Fall is for Planting!  After another intense and trying horticultural summer we are enjoying the cool and pleasant reprieve of autumn.  The days are getting noticeably shorter, the nights are much cooler and even the daytime heat is moderated.  Most all of the plant world that survived the hot dry summer is breathing a deep sigh of relief as they root out for every precious drop of fall moisture.  One big benefit of fall is that there is much less evaporation and dehydration stress on our plants.  Many of the plants that have survived are putting on a fresh flush of growth. The annuals are blossoming with a new round of flowers, even the tomatoes and peppers are producing new fruit.

This fall weather unleashes a multitude of new gardening opportunities.  Hardy mums always make a big color statement from state fair time to the first hard freeze in early November.  There are so many great varieties of cushion mums that produce gorgeous mounds of white, yellow, bronze, red, pink or purple flowers.  The pallette of hardy mums includes many flower styles.

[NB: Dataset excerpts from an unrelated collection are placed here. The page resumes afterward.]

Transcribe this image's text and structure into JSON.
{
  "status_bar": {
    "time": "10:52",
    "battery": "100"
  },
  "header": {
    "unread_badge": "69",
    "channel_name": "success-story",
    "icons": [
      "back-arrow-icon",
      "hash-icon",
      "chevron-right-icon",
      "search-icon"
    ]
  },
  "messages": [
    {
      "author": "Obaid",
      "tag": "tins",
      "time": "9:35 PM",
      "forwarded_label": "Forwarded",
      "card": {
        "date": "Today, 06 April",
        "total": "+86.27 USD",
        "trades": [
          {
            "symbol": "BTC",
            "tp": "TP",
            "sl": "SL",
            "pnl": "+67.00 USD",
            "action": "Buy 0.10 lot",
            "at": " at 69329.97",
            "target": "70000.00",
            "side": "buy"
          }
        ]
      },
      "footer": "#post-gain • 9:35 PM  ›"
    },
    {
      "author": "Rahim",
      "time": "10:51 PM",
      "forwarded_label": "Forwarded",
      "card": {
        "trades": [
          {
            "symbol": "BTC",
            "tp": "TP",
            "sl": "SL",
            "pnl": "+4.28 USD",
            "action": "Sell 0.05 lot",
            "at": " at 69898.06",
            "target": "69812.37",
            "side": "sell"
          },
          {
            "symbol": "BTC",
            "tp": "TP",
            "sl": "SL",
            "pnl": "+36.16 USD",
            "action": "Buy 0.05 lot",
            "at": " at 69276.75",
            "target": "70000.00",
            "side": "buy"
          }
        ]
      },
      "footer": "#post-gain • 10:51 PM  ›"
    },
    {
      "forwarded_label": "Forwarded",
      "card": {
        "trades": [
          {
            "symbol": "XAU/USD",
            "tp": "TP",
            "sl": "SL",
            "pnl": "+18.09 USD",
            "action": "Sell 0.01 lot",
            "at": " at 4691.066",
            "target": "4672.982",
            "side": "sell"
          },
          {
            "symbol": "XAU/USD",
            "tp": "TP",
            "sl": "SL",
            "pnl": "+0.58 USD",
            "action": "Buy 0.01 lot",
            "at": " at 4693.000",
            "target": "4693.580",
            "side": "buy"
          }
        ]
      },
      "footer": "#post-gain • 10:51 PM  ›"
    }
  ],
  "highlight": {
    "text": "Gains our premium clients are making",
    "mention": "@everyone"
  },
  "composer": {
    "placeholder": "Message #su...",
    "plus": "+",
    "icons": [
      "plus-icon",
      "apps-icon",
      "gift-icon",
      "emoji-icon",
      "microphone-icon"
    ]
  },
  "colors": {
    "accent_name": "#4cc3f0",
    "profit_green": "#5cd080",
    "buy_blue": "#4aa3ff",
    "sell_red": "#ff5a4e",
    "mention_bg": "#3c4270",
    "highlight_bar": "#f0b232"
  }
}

Hardy mums are perennials that will survive and come back year after year if planted in the ground in a sunny location.  They also make a great seasonal show in decorative containers but are a little less likely to overwinter if left above ground.  This is also the season for ornamental kale and cabbage, the early pansy plantings, asters and other cooler blooded bloomers.

For those gardeners who enjoy a green lawn through the winter months this is the time to overseed your lawn with tall fescue.  There are many good varieties of tall fescue that do well through the cooler months of fall, winter and spring in sunny areas to provide a green winter lawn.   The same varieties of tall fescue grow well year round in shady areas.  We usually sow the fescue seed in September or October at 8 to 10 pounds per 1000 square feet.  Some gardeners plant annual or perennial rye in the fall as a winter cover crop.  It is important to get the seeds in contact with the soil and to water them in soon after planting to get good germination.  A light application of a new lawn starter or general well balanced fertilizer will also improve seeding success.

Speaking of fertilizer, this is the time to do the last fertilizer application of the season to your trees and shrubs.  A good tree and shrub food or well balanced fertilizer will help support good root growth on your established plantings even as we enter winter as the roots that are underground will stay active in the warmer soil even after their tops have shut down in the colder air temperatures.

This is also the time to be completing your applications of pre-emergent herbicides or weed and feed products to your lawn to control winter annual weeds, cheat, rescue grass, downy brome, annual bluegrass and many others that germinate in late September to early November.  The pre-emergents must be applied and watered in before they come up to be effective or you will need to use a post emergent after they are up if you want to eliminate these weeds from your winter lawn.  Do not apply a pre-emergent if you plan to sow fescue or rye grass seed.

Hope you are able to go visit your local garden center and pickup some hardy mums to kick off the fall season.